Hi Stefan,

the settings in the runner works differently than how you might expect. According to the Beam model, a "bundle" is a unit of work, that either completes successfully as a whole or is restarted from scratch (i.e. it is perfectly fine for the bundle to be processed to the middle, then fail and be restarted from the beginning). Some runners use bundles for fault tolerance (i.e. committing each bundle separately), but that is not the case for Flink. Flink uses checkpointing barrier flowing from sources to sinks and persisting any state on the way.

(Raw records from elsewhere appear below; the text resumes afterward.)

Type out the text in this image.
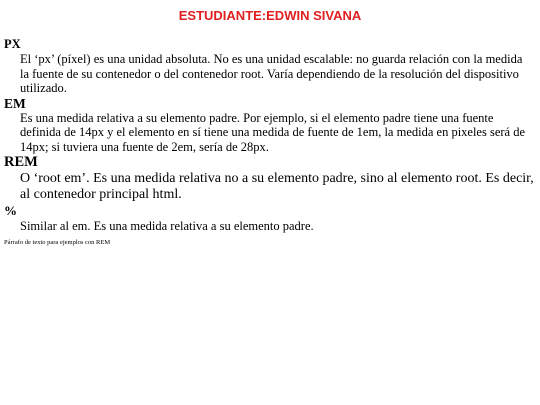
ESTUDIANTE:EDWIN SIVANA
PX
El ‘px’ (píxel) es una unidad absoluta. No es una unidad escalable: no guarda relación con la medida la fuente de su contenedor o del contenedor root. Varía dependiendo de la resolución del dispositivo utilizado.
EM
Es una medida relativa a su elemento padre. Por ejemplo, si el elemento padre tiene una fuente definida de 14px y el elemento en sí tiene una medida de fuente de 1em, la medida en pixeles será de 14px; si tuviera una fuente de 2em, sería de 28px.
REM
O ‘root em’. Es una medida relativa no a su elemento padre, sino al elemento root. Es decir, al contenedor principal html.
%
Similar al em. Es una medida relativa a su elemento padre.

Párrafo de texto para ejemplos con REM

Having said that - any bundle that is started between checkpoint N and finishes before checkpoint N+1 completes will be restarted in case the job fails before checkpoint N+1 succeeds.

Therefore, settings bundle sizes in Flink has mostly the effect of how often you get called @StartBundle and @FinishBundle life-cycle methods, but does not (directly) influence latency.

Hope this helps,

 Jan

On 6/6/24 19:48, Ahmet Altay via dev wrote:
I sent you an invite for Slack. Welcome to the Beam community.

On Thu, Jun 6, 2024 at 10:47 AM Pedratscher Stefan <stefan.pedratsc...@student.uibk.ac.at> wrote:

    Dear Apache Beam Team,

    I am a student at the University of Innsbruck, currently using Apache
    Beam for my research.

    I am using Flink v1.19 and the Flink runner
    (https://beam.apache.org/documentation/runners/flink/) to execute
    pipelines. I managed to run the pipeline with several options:
    - parallelism
    - operatorChaining
    - attachedMode
    - ...
    All of these options were applied correctly, and I could immediately
    see their effects.

    However, the "maxBundleTimeMills" and "maxBundleSize" settings do not
    seem to work properly. I tried setting them, but I observed no effect
    when gathering metrics. I created an artificial pipeline where I set
    maxBundleTimeMills=100000 (100 seconds) and maxBundleSize=10000
    elements. I configured a Kafka topic that gets 1 element/second. I
    expected to receive a whole bundle of messages after 100 seconds.
    However, while measuring, I noticed that I actually receive 1 message
    per second continuously, indicating that these two settings are not
    being applied correctly. Am I right or missing something?

    Could you provide me with assistance in solving this issue?

    I also tried different Flink versions (e.g., 1.16.3).

    It would be wonderful if I could join the Slack community. Could you
    provide me with an invitation, or is it restricted to @apache.org
    <http://apache.org> users?

    Thank you very much for your help, and I look forward to your reply.